Ada Lovelace Day: Looking back, looking forward

Today, October 7, is Ada Lovelace Day. Ada Lovelace is credited with being the first computer programmer. Her work in 1842 describing Charles Babbage’s analytical engine was not code in the same way that we see it today, but her insight was amazing.

During World War II, the ENIAC served as the first digital computer and was programmed by a group of 6 women at the University of Pennsylvania, replacing some 80 women who had been hand-calculating ballistics trajectories via some complex differential equations. Their programming task was quite complex, without the benefit of programming manuals, computer languages, or Google.

Many other women have excelled in software since then. So why has this become a man’s game? When I graduated with a degree in Computer Science in 1986, 36% of degrees in CS were earned by women. The 2009-2010 Taulbee survey showed 13.4% women, an increase over the previous 2 years, but still surprisingly low.

As a women in Computer Science, I’m often asked why there is little interest in Computer Science for women. I have no idea. I enjoy the profession I have chosen, and so I have no insight into why other women have assessed things differently.
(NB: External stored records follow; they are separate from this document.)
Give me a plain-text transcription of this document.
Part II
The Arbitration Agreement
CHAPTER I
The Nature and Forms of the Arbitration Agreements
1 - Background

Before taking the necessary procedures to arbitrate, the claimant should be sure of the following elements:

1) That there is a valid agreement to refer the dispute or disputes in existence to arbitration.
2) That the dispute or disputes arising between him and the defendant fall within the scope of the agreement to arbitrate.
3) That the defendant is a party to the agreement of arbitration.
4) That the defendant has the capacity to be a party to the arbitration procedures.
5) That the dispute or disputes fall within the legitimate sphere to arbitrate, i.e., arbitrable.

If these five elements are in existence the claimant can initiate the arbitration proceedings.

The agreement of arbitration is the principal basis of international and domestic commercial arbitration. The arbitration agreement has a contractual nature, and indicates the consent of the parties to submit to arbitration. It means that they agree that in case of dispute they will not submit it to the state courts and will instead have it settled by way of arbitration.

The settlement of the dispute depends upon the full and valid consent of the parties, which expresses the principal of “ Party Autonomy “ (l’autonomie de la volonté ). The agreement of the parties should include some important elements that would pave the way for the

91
So, instead of guessing, I’ll use Ada Lovelace Day to say what I love about the software industry.

  • Customers — I love learning about what other people do for a living. Writing software to solve someone else’s problem gives me insight into what they do for a living and this keeps things interesting
  • New languages — New computer languages (like Scala) take on an increasing amount of the boilerplate work. This helps me to focus on solving the customers’ problems elegantly rather than spending a lot of time doing stuff I’ve done a million times before.
  • Other programmers — the software community is one of the most generous communities I know. Some developers like to talk about what they do and like to share that knowledge with others at conferences and user group meetings. Some developers like to donate their time to building projects for charities at events such as the Ann Arbor Give Camp. Other developers like to build software that others can collaborate on and learn from, as well as use in the form of Open Source.
  • Conferences — the software community seems to have the best conferences. Conferences are often low cost (like CodeMash and Strange Loop) and offer great training on applicable technologies. We hold them in fun places like in ski areas and indoor water parks and cruise ships. Socializing while learning is the geek form of networking, and we do it well.
  • Flexibility. We can work anywhere, and often do. With a cell phone and a laptop with an internet connection, it’s easy to set up an office.
  • Low capital expense, The cost of starting a business is low and this leads to innovation, particularly by young people.
  • Fast-paced. The industry has moved significantly in the 25 years since I started working as a professional software developer. Continual learning keeps my interest.
  • Ubiquitous. Software is a large part of all of our lives. I’m thrilled to play a part in that.

I have an 8 year old daughter. I don’t know what profession she will choose. I just hope she’s as happy with her choice as I continue to be.